There was also a north-south divide in the number of people seeking help.
The North East accounted for a sixth of all bailiff cases handled by Citizens Advice Bureaux (CAB) across England and Wales.
One in 25 of all problems handled by CABs in the region are to do with bailiffs, compared to just one in 100 in the South West.
The charity said more than half the people in the East Midlands who were being pursued by a bailiff were in a family.
It is the first time the charity has looked at figures surrounding working families.
Debt problems ranged from council tax arrears to unpaid parking fines, loans and credit cards.
Last month new laws were put in place to stop bailiffs entering homes at night or when only children are present.
The laws, which come into effect in April 2014, will also ban bailiffs from taking key household items, such as a cooker, microwave, refrigerator or washing machine.
And a notice period of seven days must be given to the debtor before bailiffs take control of the his or her goods, under the regulations unveiled by the Ministry of Justice.
House of Commons library figures released at the weekend showed that there has been a 5.5% reduction in average hourly wages since mid-2010, adjusted for inflation.
It means British workers have felt the squeeze more than those in countries which have been rocked by the eurozone crisis, including Spain, which saw a 3.3% drop over the same period, and Cyprus, where salaries fell by 3% in real terms.
Councillor Sharon Taylor, chairwoman of the Local Government Association’s Finance Panel, said bailiffs were “the option of absolute last resort” for councils.
“It is inevitable that the Government’s 10% cut in funding for council tax support will lead to more people falling behind on their council tax,” she said.
“Councils will always try to work with people who are struggling to meet their council tax bills and are very keen to help through measures like flexible payment plans or assisting eligible people to apply for council tax support.

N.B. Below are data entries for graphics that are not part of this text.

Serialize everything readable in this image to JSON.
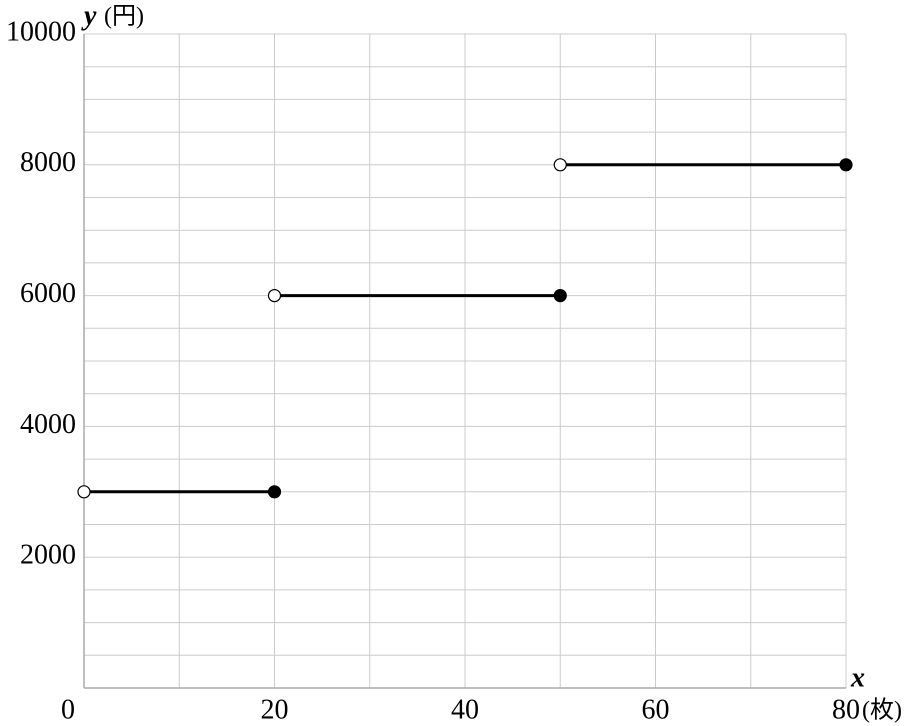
{
  "chart_data": {
    "type": "step",
    "xlabel": "x",
    "xunit": "(枚)",
    "ylabel": "y",
    "yunit": "(円)",
    "xlim": [
      0,
      80
    ],
    "ylim": [
      0,
      10000
    ],
    "xticks": [
      0,
      20,
      40,
      60,
      80
    ],
    "yticks": [
      2000,
      4000,
      6000,
      8000,
      10000
    ],
    "x_gridlines": [
      10,
      20,
      30,
      40,
      50,
      60,
      70,
      80
    ],
    "y_gridlines": [
      500,
      1000,
      1500,
      2000,
      2500,
      3000,
      3500,
      4000,
      4500,
      5000,
      5500,
      6000,
      6500,
      7000,
      7500,
      8000,
      8500,
      9000,
      9500,
      10000
    ],
    "grid": true,
    "color": "#000000",
    "segments": [
      {
        "x": [
          0,
          20
        ],
        "y": 3000,
        "open": [
          true,
          false
        ]
      },
      {
        "x": [
          20,
          50
        ],
        "y": 6000,
        "open": [
          true,
          false
        ]
      },
      {
        "x": [
          50,
          80
        ],
        "y": 8000,
        "open": [
          true,
          false
        ]
      }
    ]
  }
}
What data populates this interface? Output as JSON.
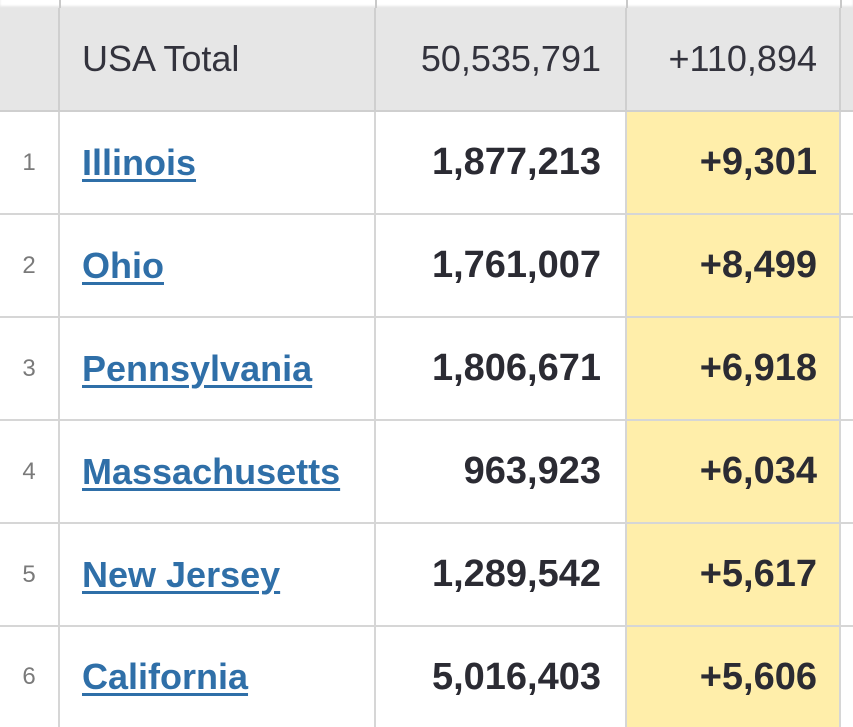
{
  "total": {
    "label": "USA Total",
    "cases": "50,535,791",
    "new_cases": "+110,894"
  },
  "rows": [
    {
      "rank": "1",
      "state": "Illinois",
      "cases": "1,877,213",
      "new_cases": "+9,301"
    },
    {
      "rank": "2",
      "state": "Ohio",
      "cases": "1,761,007",
      "new_cases": "+8,499"
    },
    {
      "rank": "3",
      "state": "Pennsylvania",
      "cases": "1,806,671",
      "new_cases": "+6,918"
    },
    {
      "rank": "4",
      "state": "Massachusetts",
      "cases": "963,923",
      "new_cases": "+6,034"
    },
    {
      "rank": "5",
      "state": "New Jersey",
      "cases": "1,289,542",
      "new_cases": "+5,617"
    },
    {
      "rank": "6",
      "state": "California",
      "cases": "5,016,403",
      "new_cases": "+5,606"
    }
  ],
  "colors": {
    "link": "#2f6fa8",
    "highlight": "#ffeeaa",
    "total_row_bg": "#e6e6e6"
  }
}
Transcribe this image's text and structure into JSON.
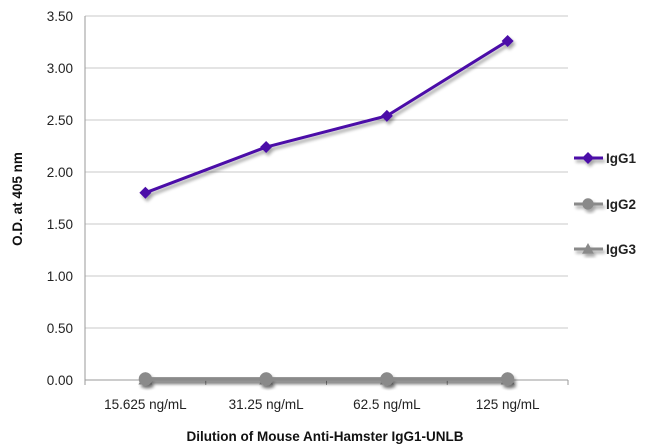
{
  "chart_data": {
    "type": "line",
    "title": "",
    "xlabel": "Dilution of Mouse Anti-Hamster IgG1-UNLB",
    "ylabel": "O.D. at 405 nm",
    "categories": [
      "15.625 ng/mL",
      "31.25 ng/mL",
      "62.5 ng/mL",
      "125 ng/mL"
    ],
    "ylim": [
      0,
      3.5
    ],
    "yticks": [
      "0.00",
      "0.50",
      "1.00",
      "1.50",
      "2.00",
      "2.50",
      "3.00",
      "3.50"
    ],
    "grid": true,
    "legend_position": "right",
    "series": [
      {
        "name": "IgG1",
        "values": [
          1.8,
          2.24,
          2.54,
          3.26
        ],
        "color": "#4b0fa8",
        "marker": "diamond"
      },
      {
        "name": "IgG2",
        "values": [
          0.01,
          0.01,
          0.01,
          0.01
        ],
        "color": "#8a8a8a",
        "marker": "circle"
      },
      {
        "name": "IgG3",
        "values": [
          0.01,
          0.01,
          0.01,
          0.01
        ],
        "color": "#8a8a8a",
        "marker": "triangle"
      }
    ]
  }
}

“Before the situation reaches a stage where bailiffs are involved, several letters will have been written, people will have been encouraged to apply for financial support, and efforts will be made to arrange new payment plans or to attach the debt to a salary.
“Councils have a responsibility to all taxpayers to ensure that council tax is collected.
“This is important for ensuring essential services we all use, from picking up the bins and fixing the roads, to protecting the vulnerable and caring for the elderly, are properly funded.
“Usually more than 97% of council tax is collected in the year it is billed.”
Local government minister Brandon Lewis said: “In June we introduced new guidance to tackle the use of heavy-handed bailiffs by councils to protect people from unfair treatment, making it clear that it is unacceptable for councils to employ burly bailiffs with heavy-handed tactics.
“The latest official statistics show that council tax arrears have actually fallen.
“This Government is funding a five-year council tax freeze that has already delivered a real terms cut in bills for hard-working families across the country.”